«La protesta continuerà sino a quando non si avrà la certezza dell’accoglimento delle nostre richieste». I sindacati della polizia penitenziaria Osapp, Uil P.P., Cisl Fns, Sinappe, Cgil Fp proseguono il sit-in di protesta davanti al carcere di Capanne.
Cosa chiedono Le richieste delle sigle sindacali sono tre: trasferimento di almeno 20 detenuti che minano fortemente il già precario equilibrio dell’istituto penitenziario; pagamento del lavoro straordinario già espletato nei mesi trascorsi nonché richiesto quotidianamente e obbligatoriamente dalla direzione di Perugia per mancanza di unità di polizia penitenziaria; rientro in sede dei 50 poliziotti distaccati nelle sedi extra-moenia (Gom, dipartimento, Eupe di Spoleto, magistrato di sorveglianza di Perugia e distaccamento del Prap di Perugia).

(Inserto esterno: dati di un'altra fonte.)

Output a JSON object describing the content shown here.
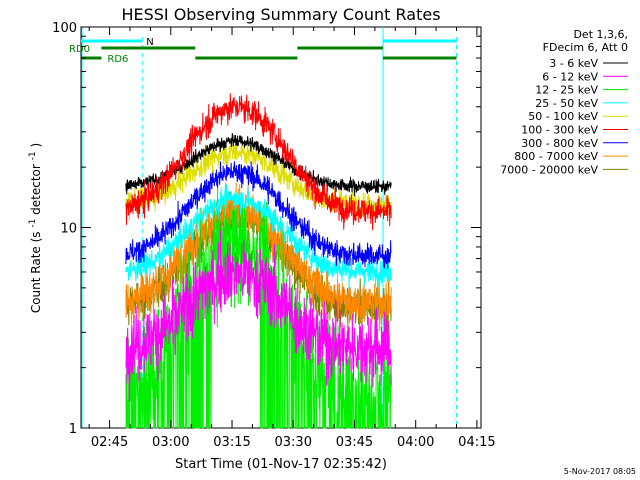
{
  "chart_data": {
    "type": "line",
    "title": "HESSI Observing Summary Count Rates",
    "xlabel": "Start Time (01-Nov-17 02:35:42)",
    "ylabel_main": "Count Rate (s",
    "ylabel_exp1": "-1",
    "ylabel_mid": " detector",
    "ylabel_exp2": "-1",
    "ylabel_end": ")",
    "y_scale": "log",
    "ylim": [
      1,
      100
    ],
    "xlim_minutes": [
      "02:38",
      "04:16"
    ],
    "x_ticks": [
      {
        "label": "02:45",
        "minutes": 165
      },
      {
        "label": "03:00",
        "minutes": 180
      },
      {
        "label": "03:15",
        "minutes": 195
      },
      {
        "label": "03:30",
        "minutes": 210
      },
      {
        "label": "03:45",
        "minutes": 225
      },
      {
        "label": "04:00",
        "minutes": 240
      },
      {
        "label": "04:15",
        "minutes": 255
      }
    ],
    "y_ticks": [
      {
        "label": "1",
        "value": 1
      },
      {
        "label": "10",
        "value": 10
      },
      {
        "label": "100",
        "value": 100
      }
    ],
    "legend": {
      "placement": "top-right",
      "header": [
        "Det 1,3,6,",
        "FDecim 6, Att 0"
      ]
    },
    "series": [
      {
        "name": "3 - 6 keV",
        "color": "#000000",
        "base": 16,
        "peak": 27
      },
      {
        "name": "6 - 12 keV",
        "color": "#ff00ff",
        "base": 2.5,
        "peak": 6
      },
      {
        "name": "12 - 25 keV",
        "color": "#00ee00",
        "base": 1.6,
        "peak": 8
      },
      {
        "name": "25 - 50 keV",
        "color": "#00ffff",
        "base": 6.0,
        "peak": 14
      },
      {
        "name": "50 - 100 keV",
        "color": "#dddd00",
        "base": 13,
        "peak": 24
      },
      {
        "name": "100 - 300 keV",
        "color": "#ff0000",
        "base": 12,
        "peak": 40
      },
      {
        "name": "300 - 800 keV",
        "color": "#0000ff",
        "base": 7.2,
        "peak": 19
      },
      {
        "name": "800 - 7000 keV",
        "color": "#ff8800",
        "base": 4.2,
        "peak": 12
      },
      {
        "name": "7000 - 20000 keV",
        "color": "#808000",
        "base": 4.0,
        "peak": 11
      }
    ],
    "data_interval": [
      "02:49",
      "03:54"
    ],
    "flags": {
      "N": {
        "label": "N",
        "color": "#00ffff",
        "on": [
          [
            "02:38",
            "02:53"
          ],
          [
            "03:52",
            "04:10"
          ]
        ],
        "vlines": [
          "02:53",
          "03:52",
          "04:10"
        ]
      },
      "RD0": {
        "label": "RD0",
        "color": "#008000",
        "on": [
          [
            "02:43",
            "03:06"
          ],
          [
            "03:31",
            "03:52"
          ]
        ]
      },
      "RD6": {
        "label": "RD6",
        "color": "#008000",
        "on": [
          [
            "02:38",
            "02:43"
          ],
          [
            "03:06",
            "03:31"
          ],
          [
            "03:52",
            "04:10"
          ]
        ]
      }
    }
  },
  "footer": {
    "timestamp": "5-Nov-2017 08:05"
  }
}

Protesta quasi ignorata I sindacati sottolineano che «a distanza di sei giorni solo le delegazioni del Movimento 5 stelle e Fratelli d’Italia hanno mostrato interesse e vicinanza». I gruppi politici si sono presi l’impegno di «portare la causa denunciata di fronte alle istituzioni del governo nelle sedi a livello locale, regionale e centrale». Viene evidenziato anche il «silenzio del prefetto di Perugia e degli altri rappresentanti dello Stato, nei confronti del personale che avrebbe gradito un confronto diretto per spiegare le motivazioni disagiate in cui si è costretti a lavorare».